В общем, при таком раскладе исполнять супружеские обязанности показалось мне затруднительным, да и Турайа не настаивала. Сказала, что еще чуть повозится с посудой, приготовит кое-что к завтраку, просмотрит свежие счета, что поступили от наших книжных агентов – и потом ляжет на крыше, а то под нею душновато.
Среди ночи я внезапно проснулся с отчетливым ощущением, что дома у меня не всё ладно. Хотя, как я убедил себя, неладно скорее было у меня внутри – фиги иногда оказывают на человека подобное действие, особенно если запивать их бодрящим отваром из двух верхних листиков.
Отхожее место у нас во дворе, так что я расшевелил мое потомство всякого рода и заковылял туда в одной длинной исподней рубахе, чуть пошатываясь спросонья. Сделал всё, что положено, хорошенько ополоснулся над фаянсовым тазом из такого же кувшина (никак не могу привыкнуть к здешней чистоплотности) и отправился назад. Мимо окон нашей гостьи.
Что я услышал такого, чего не уловил никто? То ли тихий вой на одной ноте, превосходящий по ощущениям все пять чувств обычного человека. Или, может быть, ритмичное поскрипывание деревянной рамы, на которую этой ночью поместили матрас.
Словом, я не удосужился ни зайти внутрь дома, ни стукнуть во внешнюю дверь. Некая сила сама подняла меня на подоконник и обрушила внутрь через опущенную тростниковую штору. Та всколыхнулась, но не порвалась.
Первое, что я увидел, было широким веером черных, буквально смоляных волос, что окутывал приклонившееся к коленям стройное тело сидящей женщины. Затем, когда лицо поднялось, – глаза на абсолютно, как мне показалось, белом лице. Зеленовато-голубые и прозрачные, как морская вода.
– Ты… ты простишь, что я тебя вижу? – пробормотал я. – Без хиджаба этого.
Платье на ней все-таки оставалось – нижнее, траурное, почти такого же цвета, как лицо.
– Зачем ты здесь? – отвечает Хафиза вопросом на вопрос. – Боялся, что согрешу над своей жизнью от великого горя?
Ее лицо-маска снова спокойно. Мертвая зыбь лица.
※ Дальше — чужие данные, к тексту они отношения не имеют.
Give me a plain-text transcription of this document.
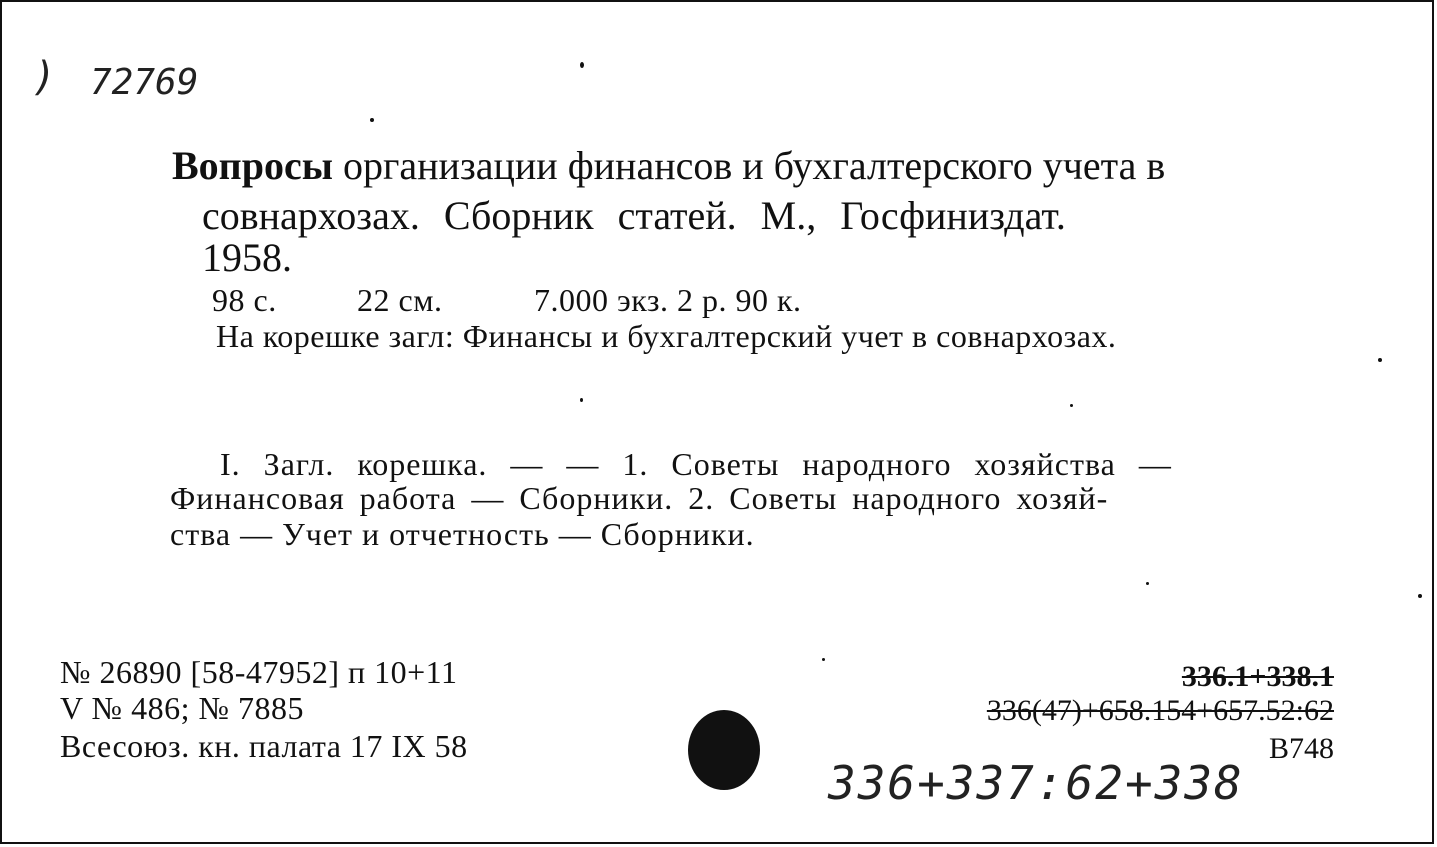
) 72769
Вопросы организации финансов и бухгалтерского учета в
совнархозах. Сборник статей. М., Госфиниздат.
1958.
98 с.	22 см.	7.000 экз. 2 р. 90 к.
На корешке загл: Финансы и бухгалтерский учет в совнархозах.
I. Загл. корешка. — — 1. Советы народного хозяйства —
Финансовая работа — Сборники. 2. Советы народного хозяй-
ства — Учет и отчетность — Сборники.
№ 26890 [58-47952] п 10+11
V № 486; № 7885
Всесоюз. кн. палата 17 IX 58
336.1+338.1
336(47)+658.154+657.52:62
В748
336+337:62+338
Горе выжгло себе путь внутрь и там затаилось – или затеяло новую, невидимую бурю. Только стоят в глазах стеклянистые аквамариновые слезы.
– Не знаю. Послышалось, – ответил я. – Мне уйти?
– Ты еще спрашиваешь.
– Окно ведь. Туда вгорячах, оттуда…
Мне показалось, что ее губы чуть дрогнули в подобии усмешки. Она выпрямилась – тонкая, похожая на бессмертную сиду в своем светлом полупрозрачном одеянии и блестящем покрывале волос. Потянулась к внутреннему засову двери.
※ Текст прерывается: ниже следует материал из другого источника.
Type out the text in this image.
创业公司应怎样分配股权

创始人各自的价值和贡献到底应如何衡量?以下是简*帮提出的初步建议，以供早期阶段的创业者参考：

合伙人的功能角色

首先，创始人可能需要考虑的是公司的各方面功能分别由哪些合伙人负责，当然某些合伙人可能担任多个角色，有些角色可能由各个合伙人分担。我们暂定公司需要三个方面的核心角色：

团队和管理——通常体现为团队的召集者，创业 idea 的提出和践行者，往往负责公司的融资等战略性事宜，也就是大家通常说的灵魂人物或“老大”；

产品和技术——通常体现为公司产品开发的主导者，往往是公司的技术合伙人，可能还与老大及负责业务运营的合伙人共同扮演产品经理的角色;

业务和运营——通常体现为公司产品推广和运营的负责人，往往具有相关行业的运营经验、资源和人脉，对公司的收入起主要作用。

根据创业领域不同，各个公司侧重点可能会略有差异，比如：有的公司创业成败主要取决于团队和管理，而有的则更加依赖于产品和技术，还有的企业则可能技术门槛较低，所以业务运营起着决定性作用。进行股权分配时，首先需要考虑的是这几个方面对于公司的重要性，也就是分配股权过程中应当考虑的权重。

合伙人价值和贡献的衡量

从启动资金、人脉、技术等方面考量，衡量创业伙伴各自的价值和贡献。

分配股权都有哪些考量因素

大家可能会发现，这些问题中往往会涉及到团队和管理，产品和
– Да, конечно, – Хафиза дернула его раз, другой. – Ох, вот что значит в сердцах. Забила наглухо. Войти – не выйти, знаешь. А внешний ход вообще известкой по шву замазан.
– Помочь? – Я подошел к двери и взялся за железку поверх ее руки.
Кой чёрт я спрашивал о таком. Какого Иблиса делал. И без того намек прозвучал двусмысленно, а к тому же эта вторая, внутренняя дверь открывается прямо в коридор между женской и мужской половинами. Хороша будет при случае из меня картинка!
И может быть, оттого, что я хотел уйти с гордо поднятой головой, а, может быть, оттого, что желал вышибить клин клином, – я сделал самое простое, что можно было сотворить в нашем положении. Поцеловал ее в наилучшей фрейбургской манере, не размыкая губ и рук, довел до отменно широкого и низкого ложа и, странно покорную, опрокинул на него, высвобождая нас обоих из широкой одежды. Поистине, в такие моменты действуешь на одном наитии, сам не зная, куда заведет тебя смесь твоих глубинных привычек наравне с необузданным твоим сердцем, полным жалости.
И поныне спрашиваю я себя: был ли то грех плоти – или некая предначертанность?
… Теперь я непременно должен взять тебя женой, – сказал я, чуть погодя. – Даже если не сделал тебе нынче ребенка.
Снова подобие горькой улыбки. В самом деле, подумал я, покойный Хельмут за все годы брака не сумел того сотворить, так с какой это стати я напрашиваюсь.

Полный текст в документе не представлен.